Riche art de la nouvelle mit l’air en mots

Richard MILLER, Séquestrés et autres nouvelles, CEP, 2021, 20 €, ISBN : 9782390070658

miller sequestres et autres nouvellesVoici un recueil qui réunit une trentaine de nouvelles écrites par Richard Miller et publiées pour la majorité d’entre elles au cours des vingt dernières années, cependant que les accompagnent une dizaine d’inédits pour former un volume qui compte presque autant de pages que l’on dénombre de jours au cours d’une année. Ainsi réunis, ces récits permettent de cerner les grandes lignes de l’univers de l’auteur qui s’est par ailleurs illustré dans des écrits politiques mais aussi dans des ouvrages sur l’art, dont un consacré au mouvement CoBrA.

On notera tout d’abord l’attachement de l’auteur à ses racines, au pays noir et à sa population industrieuse (Le terril, le brûlé) qui a fait l’âge d’or de la Wallonie et de son rayonnement mondial. Philosophe de formation, il place les questions morales au cœur de la fiction : ses personnages franchissent les limites des lois des hommes, leur passé les rattrape après qu’ils ont connu l’ivresse de la transgression (Le terril, Séquestrés, Les beaux débuts) et qu’ils aient ou non rendu des comptes face à la justice.
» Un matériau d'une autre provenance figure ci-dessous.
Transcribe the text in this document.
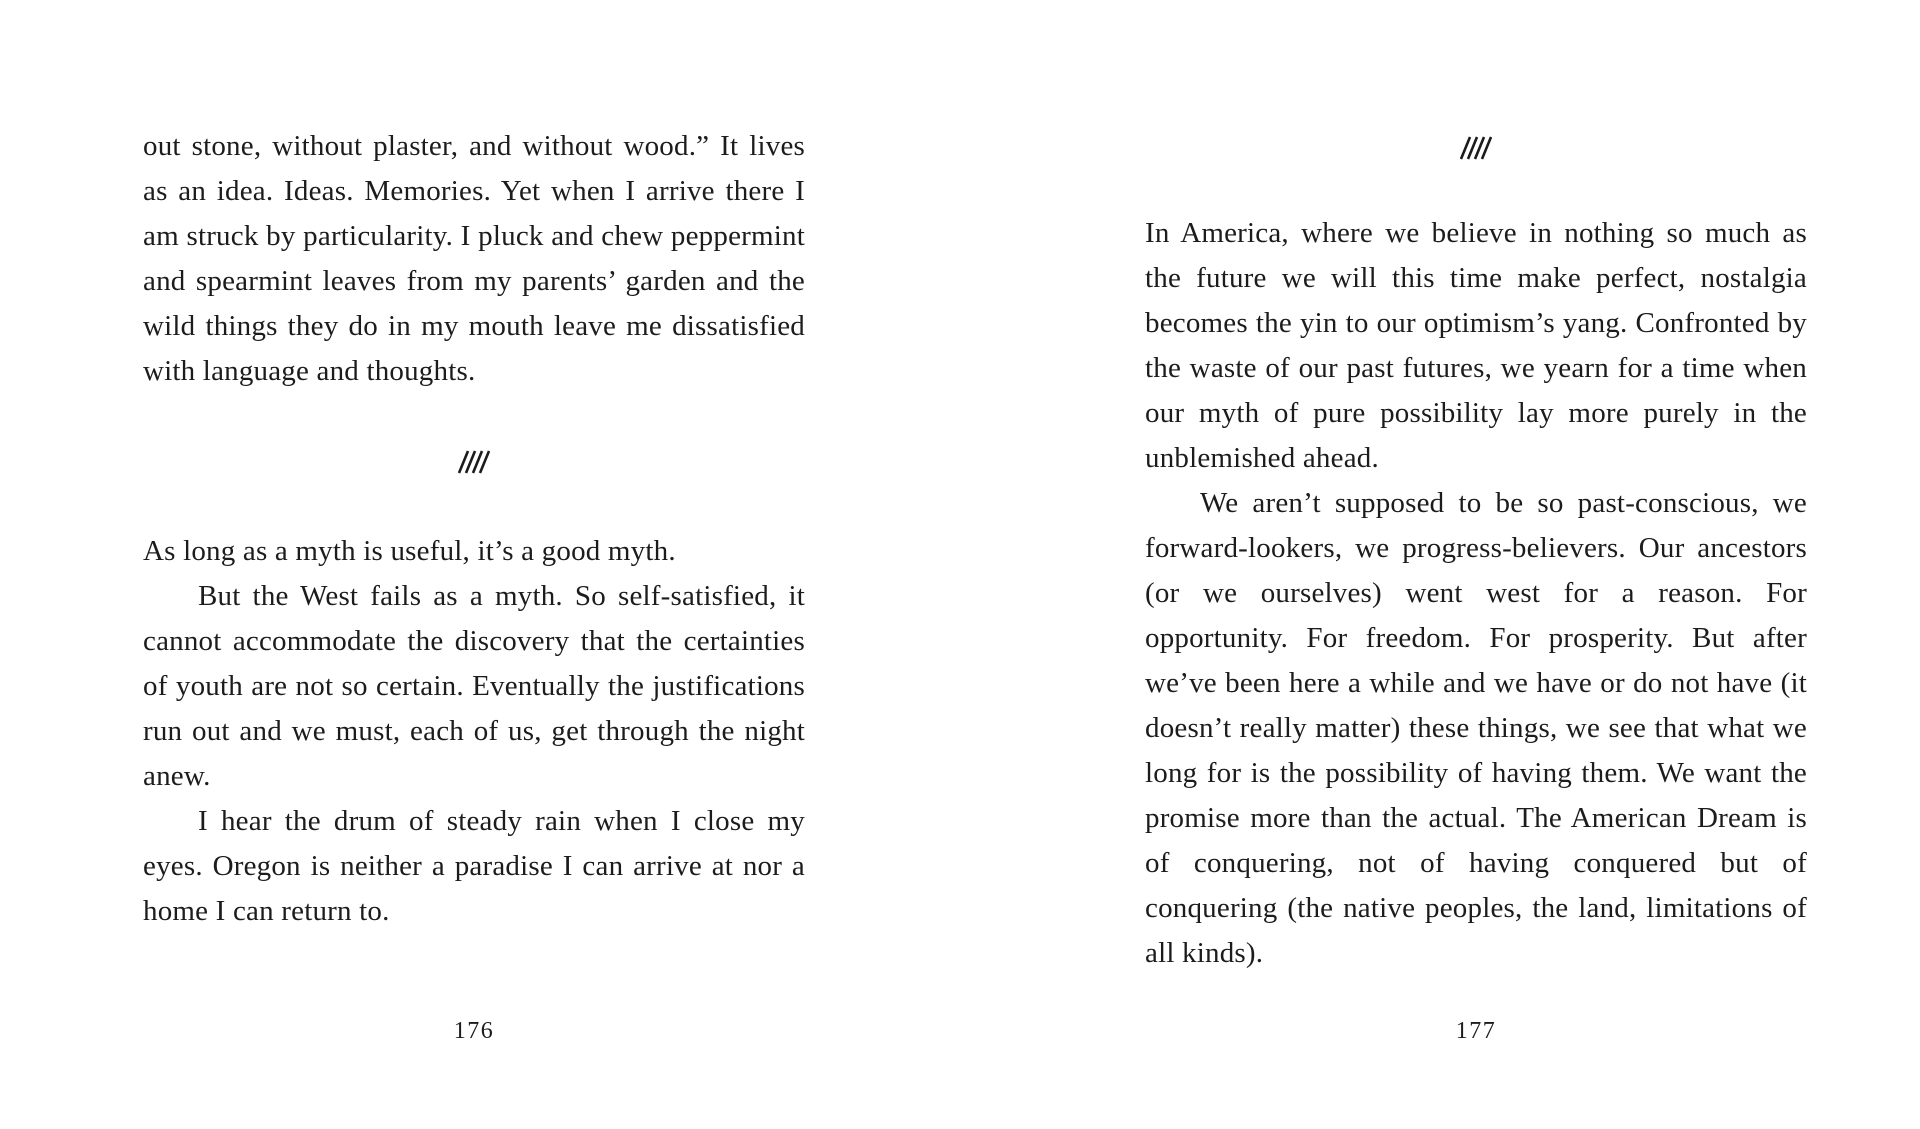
out stone, without plaster, and without wood.” It lives as an idea. Ideas. Memories. Yet when I arrive there I am struck by particularity. I pluck and chew peppermint and spearmint leaves from my parents’ garden and the wild things they do in my mouth leave me dissatisfied with language and thoughts.

As long as a myth is useful, it’s a good myth.

But the West fails as a myth. So self-satisfied, it cannot accommodate the discovery that the certainties of youth are not so certain. Eventually the justifications run out and we must, each of us, get through the night anew.

I hear the drum of steady rain when I close my eyes. Oregon is neither a paradise I can arrive at nor a home I can return to.

In America, where we believe in nothing so much as the future we will this time make perfect, nostalgia becomes the yin to our optimism’s yang. Confronted by the waste of our past futures, we yearn for a time when our myth of pure possibility lay more purely in the unblemished ahead.

We aren’t supposed to be so past-conscious, we forward-lookers, we progress-believers. Our ancestors (or we ourselves) went west for a reason. For opportunity. For freedom. For prosperity. But after we’ve been here a while and we have or do not have (it doesn’t really matter) these things, we see that what we long for is the possibility of having them. We want the promise more than the actual. The American Dream is of conquering, not of having conquered but of conquering (the native peoples, the land, limitations of all kinds).

176	177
S’y glissent des références à la mythologie et à ses textes fondateurs qui ne cessent d’éclairer les destinées humaines (Joëlle) au même titre que des œuvres d’art qui illuminent leurs vies.

Ancien mandataire public, Richard Miller nous entraîne aussi dans les coulisses du pouvoir, des missions internationales, dans la fièvre des congrès où s’affirment les rapports de forces (Tadeuz, Le discours). Mais ce sont sans aucun doute les relations amoureuses qui occupent l’avant-scène de son univers narratif : amour par-delà le handicap, amours naissantes, émois furtifs, ruptures, relations oppressantes, tarifées, forcées ou déclinantes, toutes les palettes de la passion se trouvent ici déclinées. Quel qu’en soit le biais, l’accord des sentiments est un bien précieux et fragile, et la tricherie n’a qu’un temps, chacun se retrouvant face à sa propre vérité.

Insérées dans ces récits brefs, quatre nouvelles autonomes portent la mention Cycle Marietti, du nom de l’inspecteur qui mène l’enquête, et s’apparentent au genre policier. Elles courent sur une nonantaine de pages au total, donnant à ce genre littéraire une déclinaison brève qui fait mouche. Le volume se clôt sur Moelle ritale qui se distingue par sa liberté d’écriture et son inventivité, dans la veine des surréalistes belges : énumérations, jeux de mots, néologismes fleuris et associations hardies s’y bousculent, toute ponctuation mise à part.

Richard Miller pratique l’art de la fable avec un talent certain. D’une écriture souple et enjouée il campe avec subtilité des univers multiples, à l’écoute des questions incontournables qui traversent notre humanité inachevée.